Голос мистера Харриса звучал тихо, как шепот, он покивал и меланхолично сел на предложенный стул. Когда дело касалось этого человека, волей-неволей приходилось держать ухо востро. Во-первых, он был не только управляющим этой таверны, но и одним из подпольных властителей Пьяццы, а следовательно, и всего Лондона, что говорило само за себя. Во-вторых, мистер Харрис утверждал, что является выпускником Вестминстер-скул, и никто, разумеется, не подвергал сомнению его слова. А тем паче Джек со своими товарищами, ибо в «Грезах Шекспира» даже в случаях наплыва клиентов для них всегда находился незанятый номерок.
— Эль, мистер Харрис?
Кисть тонкой белой руки сделала отрицательный жест.
— Нет, только не эль.
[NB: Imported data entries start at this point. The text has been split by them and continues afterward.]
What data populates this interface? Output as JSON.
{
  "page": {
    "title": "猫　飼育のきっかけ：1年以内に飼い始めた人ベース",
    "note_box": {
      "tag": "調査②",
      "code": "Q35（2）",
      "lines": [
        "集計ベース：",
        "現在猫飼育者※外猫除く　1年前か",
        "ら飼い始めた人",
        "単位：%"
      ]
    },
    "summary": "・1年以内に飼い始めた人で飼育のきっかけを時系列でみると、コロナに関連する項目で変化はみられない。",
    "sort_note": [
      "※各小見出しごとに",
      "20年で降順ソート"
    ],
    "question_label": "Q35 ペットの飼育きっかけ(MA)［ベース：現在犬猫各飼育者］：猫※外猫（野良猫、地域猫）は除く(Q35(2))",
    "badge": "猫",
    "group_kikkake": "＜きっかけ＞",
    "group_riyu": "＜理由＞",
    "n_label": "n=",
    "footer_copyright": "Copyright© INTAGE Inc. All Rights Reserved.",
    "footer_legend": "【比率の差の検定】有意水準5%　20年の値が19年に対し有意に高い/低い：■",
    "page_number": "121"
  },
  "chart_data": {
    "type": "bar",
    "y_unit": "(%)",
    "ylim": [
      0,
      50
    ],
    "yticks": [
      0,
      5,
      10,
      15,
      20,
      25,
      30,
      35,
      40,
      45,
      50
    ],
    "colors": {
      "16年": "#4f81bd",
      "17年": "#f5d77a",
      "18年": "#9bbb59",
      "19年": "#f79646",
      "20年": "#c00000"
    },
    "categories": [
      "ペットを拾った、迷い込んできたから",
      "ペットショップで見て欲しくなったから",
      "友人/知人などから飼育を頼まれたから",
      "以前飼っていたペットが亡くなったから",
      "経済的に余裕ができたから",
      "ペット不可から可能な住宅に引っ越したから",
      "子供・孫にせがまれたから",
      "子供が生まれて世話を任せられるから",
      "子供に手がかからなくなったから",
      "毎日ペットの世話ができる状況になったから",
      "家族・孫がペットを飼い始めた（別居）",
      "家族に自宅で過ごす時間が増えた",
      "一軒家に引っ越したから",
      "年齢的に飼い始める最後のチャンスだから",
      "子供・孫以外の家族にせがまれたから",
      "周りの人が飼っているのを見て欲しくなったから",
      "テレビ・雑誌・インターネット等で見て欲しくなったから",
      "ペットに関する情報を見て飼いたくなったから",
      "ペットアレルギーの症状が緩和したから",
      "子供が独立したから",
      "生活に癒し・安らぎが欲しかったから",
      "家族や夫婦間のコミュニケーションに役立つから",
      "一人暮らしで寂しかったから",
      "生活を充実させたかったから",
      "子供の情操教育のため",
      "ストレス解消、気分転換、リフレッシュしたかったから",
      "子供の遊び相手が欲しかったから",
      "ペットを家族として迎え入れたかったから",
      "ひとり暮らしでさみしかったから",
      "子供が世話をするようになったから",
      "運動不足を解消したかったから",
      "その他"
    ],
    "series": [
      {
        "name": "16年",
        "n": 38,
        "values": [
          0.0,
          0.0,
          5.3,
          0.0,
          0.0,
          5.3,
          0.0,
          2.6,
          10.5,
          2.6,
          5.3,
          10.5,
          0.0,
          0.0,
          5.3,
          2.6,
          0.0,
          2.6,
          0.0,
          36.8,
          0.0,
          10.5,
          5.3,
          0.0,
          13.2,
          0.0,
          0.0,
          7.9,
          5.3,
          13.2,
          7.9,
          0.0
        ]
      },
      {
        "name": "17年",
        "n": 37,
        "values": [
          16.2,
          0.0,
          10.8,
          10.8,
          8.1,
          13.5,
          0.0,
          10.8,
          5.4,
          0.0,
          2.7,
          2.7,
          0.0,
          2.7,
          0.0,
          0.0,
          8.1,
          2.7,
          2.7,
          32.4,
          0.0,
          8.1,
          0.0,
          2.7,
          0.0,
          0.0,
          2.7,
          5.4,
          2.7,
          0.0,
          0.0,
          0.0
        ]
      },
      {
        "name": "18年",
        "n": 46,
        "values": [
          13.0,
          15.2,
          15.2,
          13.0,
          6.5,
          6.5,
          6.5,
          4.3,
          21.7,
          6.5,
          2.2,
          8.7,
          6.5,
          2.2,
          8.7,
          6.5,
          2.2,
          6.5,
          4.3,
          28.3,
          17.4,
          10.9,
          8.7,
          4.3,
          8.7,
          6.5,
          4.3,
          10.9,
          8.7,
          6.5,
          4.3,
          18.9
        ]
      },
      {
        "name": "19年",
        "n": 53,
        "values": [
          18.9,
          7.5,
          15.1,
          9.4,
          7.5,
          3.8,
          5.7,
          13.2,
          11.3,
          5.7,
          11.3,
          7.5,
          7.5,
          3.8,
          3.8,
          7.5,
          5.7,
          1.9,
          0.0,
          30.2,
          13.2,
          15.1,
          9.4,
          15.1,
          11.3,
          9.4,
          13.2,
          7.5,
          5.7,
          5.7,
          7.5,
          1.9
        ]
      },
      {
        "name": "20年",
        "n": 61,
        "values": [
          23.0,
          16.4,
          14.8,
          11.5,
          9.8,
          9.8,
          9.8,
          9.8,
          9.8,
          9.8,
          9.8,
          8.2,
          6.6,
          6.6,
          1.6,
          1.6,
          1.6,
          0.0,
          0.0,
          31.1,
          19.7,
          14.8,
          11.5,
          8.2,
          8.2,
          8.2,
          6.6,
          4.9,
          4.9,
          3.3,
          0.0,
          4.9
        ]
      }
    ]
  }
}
Когда тебя мучают камни, приходится быть осмотрительным. Но я недавно получил партию великолепного арманьяка, и, если вы, джентльмены…
У Ида загорелись глаза. Он питал особую слабость к напитку, доставляемому контрабандным путем из страны, с которой Англия воевала уже три года, а потому Джеку пришлось его несколько охладить.
— Мы не можем пить ничего крепкого, сэр. Нынешней ночью нам нужны трезвые головы.
— Ах да, посвящение.
Мистер Харрис вздохнул. Он любил кстати и некстати упоминать о своем слабом здоровье, перебирая разного рода болезни, но о том, что ему досаждало на деле, явственно говорили усыпавшие его лоб и щеки прыщи. Этот человек был хроническим сифилитиком, что, учитывая его славу главного сводника Лондона, не казалось слишком уж странным, однако наводило на мысли, и Джек взял за правило не очень-то ему доверять. Особенно в рекомендациях интимного свойства. Ему не хотелось, чтобы кого-либо из могавков постигла та же судьба.